Our brains: “… take up only two percent of our body weight but consume 20 percent of our energy and nutrients.”

Information: “…  the one commodity that can be given away and kept at the same time.”

Mathematics: “… ruthlessly cumulative.”

The stock market: “a large industry of self-appointed seers hallucinating trends in the random walk of the stock market.”

Jewish dietary laws: “Talmudic sophistry and bafflegab”

Status: “the public knowledge that you possess assets that would allow you to help others if you wished to.” (But Pinker notes that these “assets” must be conspicuous to be of any use …)

Music: “an enigma – a cocktail of recreational drugs that we ingest through the ear to stimulate a mass of pleasure circuits at once.”

And humor: “an anti-dominance poison, a dignicide.”

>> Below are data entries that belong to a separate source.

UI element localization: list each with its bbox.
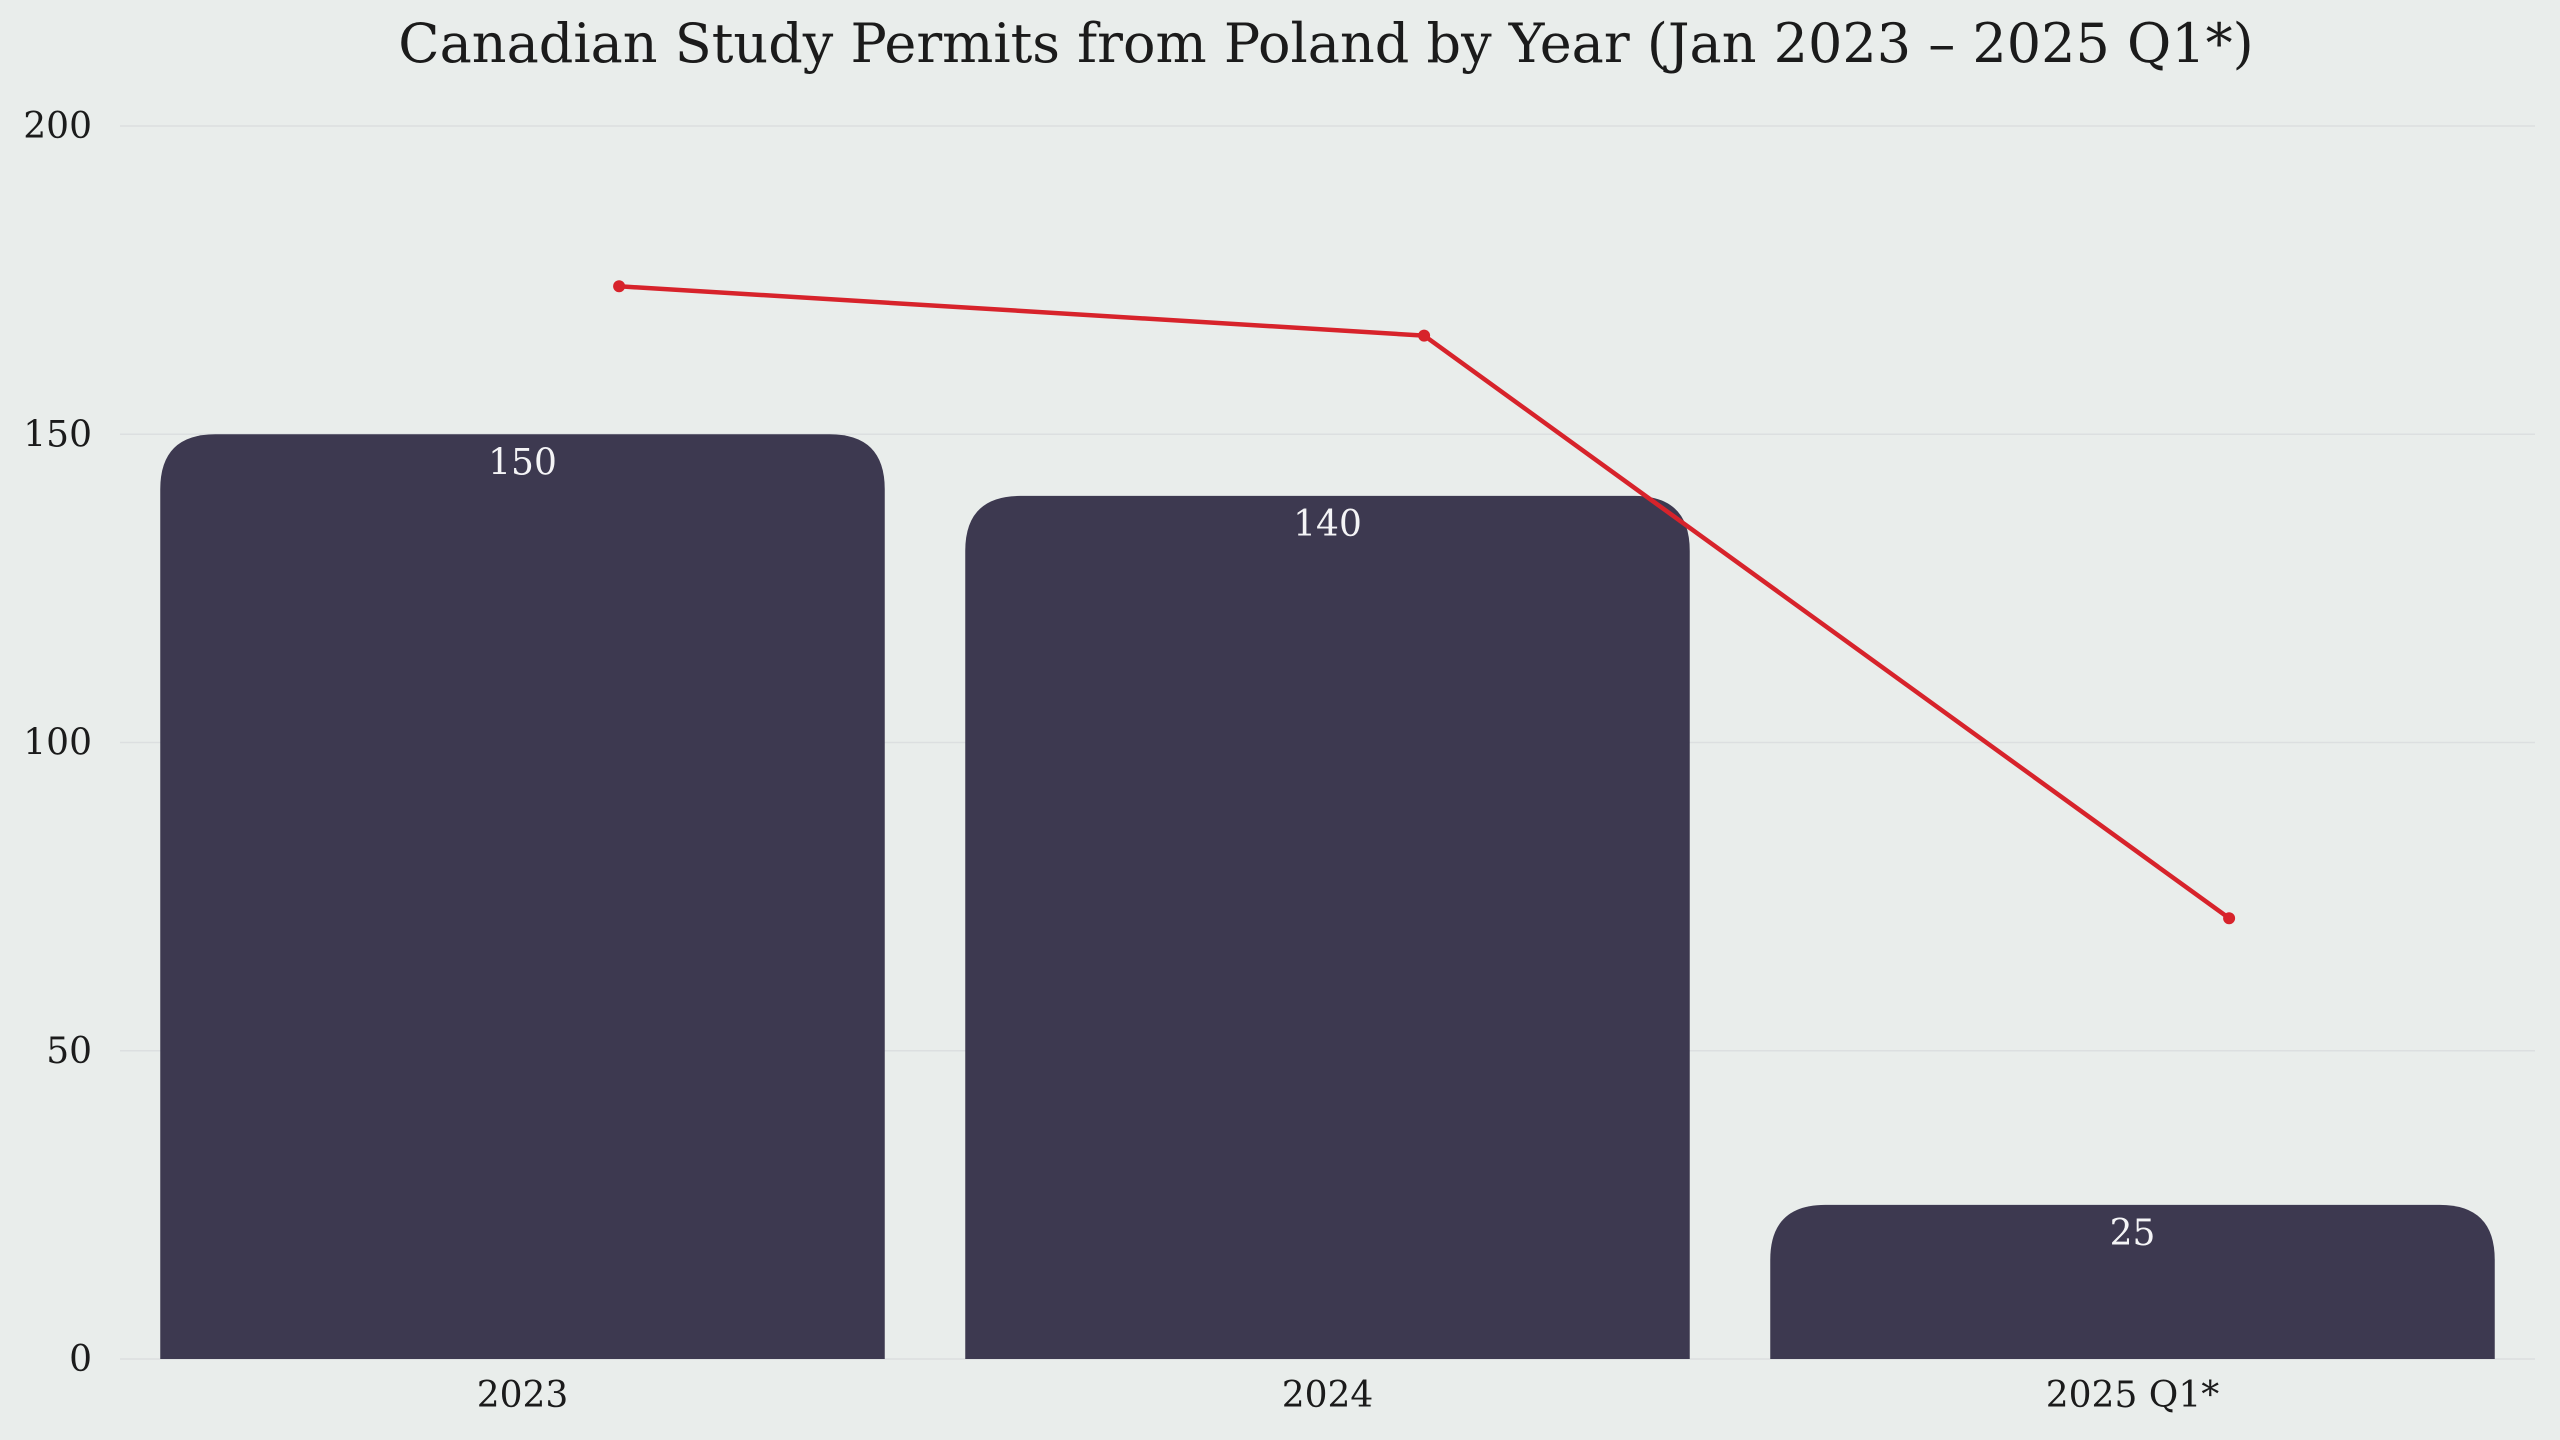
x-tick-label: 2025 Q1* xyxy=(2046,1375,2219,1416)
line-point xyxy=(613,280,626,293)
x-tick-label: 2024 xyxy=(1282,1375,1374,1416)
line-point xyxy=(1418,329,1431,342)
bar-data-label: 140 xyxy=(1293,504,1362,545)
y-tick-label: 50 xyxy=(46,1031,92,1072)
bar-series xyxy=(160,434,2495,1359)
bar-data-label: 150 xyxy=(488,442,557,483)
bar-2025-q1 xyxy=(1770,1204,2495,1359)
bar-data-labels: 150 140 25 xyxy=(488,442,2155,1254)
x-axis-ticks: 2023 2024 2025 Q1* xyxy=(477,1375,2220,1416)
bar-2024 xyxy=(965,495,1690,1359)
y-tick-label: 150 xyxy=(23,414,92,455)
bar-data-label: 25 xyxy=(2110,1213,2156,1254)
line-series xyxy=(613,280,2236,925)
y-axis-ticks: 0 50 100 150 200 xyxy=(23,106,92,1380)
chart-title: Canadian Study Permits from Poland by Ye… xyxy=(398,12,2253,75)
bar-2023 xyxy=(160,434,885,1359)
x-tick-label: 2023 xyxy=(477,1375,569,1416)
y-tick-label: 200 xyxy=(23,106,92,147)
line-point xyxy=(2223,912,2236,925)
y-tick-label: 0 xyxy=(69,1339,92,1380)
y-tick-label: 100 xyxy=(23,723,92,764)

But “problems continue to baffle the modern mind: consciousness in the sense of sentience, the self, free will, knowledge, and morality.” Pinker suggests that you “step outside your own mind for a moment and see your thoughts and feelings as magnificent contrivances of the natural world rather than as the only way that things could be.”

And comments in conclusion, “Our bafflement at the mysteries of the ages may have been the price we paid for a combinatorial mind that opened up a world of words and sentences, of theories and equations, of poems and melodies, of jokes and stories, the very things that make a mind worth having.”

We human beings, surmounting by our minds, are extraordinary, complex and yet strange adaptations.

What a read!

Editor’s Note: ‘How The Mind Works,’ by Steven Pinker is published by W. W. Norton, New York 2009.

Felix Kloman_headshot_2005_284x331-150x150About the author: Felix Kloman is a sailor, rower, husband, father, grandfather, retired management consultant and, above all, a curious reader and writer. He’s explored how we as human beings and organizations respond to ever-present uncertainty in two books, ‘Mumpsimus Revisited’ (2005) and ‘The Fantods of Risk’ (2008). A 20-year resident of Lyme, he now writes book reviews, mostly of non-fiction that explores our minds, our behavior, our politics and our history. But he does throw in a novel here and there. For more than 50 years, he’s put together the 17 syllables that comprise haiku, the traditional Japanese poetry, and now serves as the self-appointed “poet laureate” of Ashlawn Farms Coffee, where he may be seen on Friday mornings. His wife, Ann, is also a writer, but of mystery novels, all of which begin in a bubbling village in midcoast Maine, strangely reminiscent of the town she and her husband visit every summer.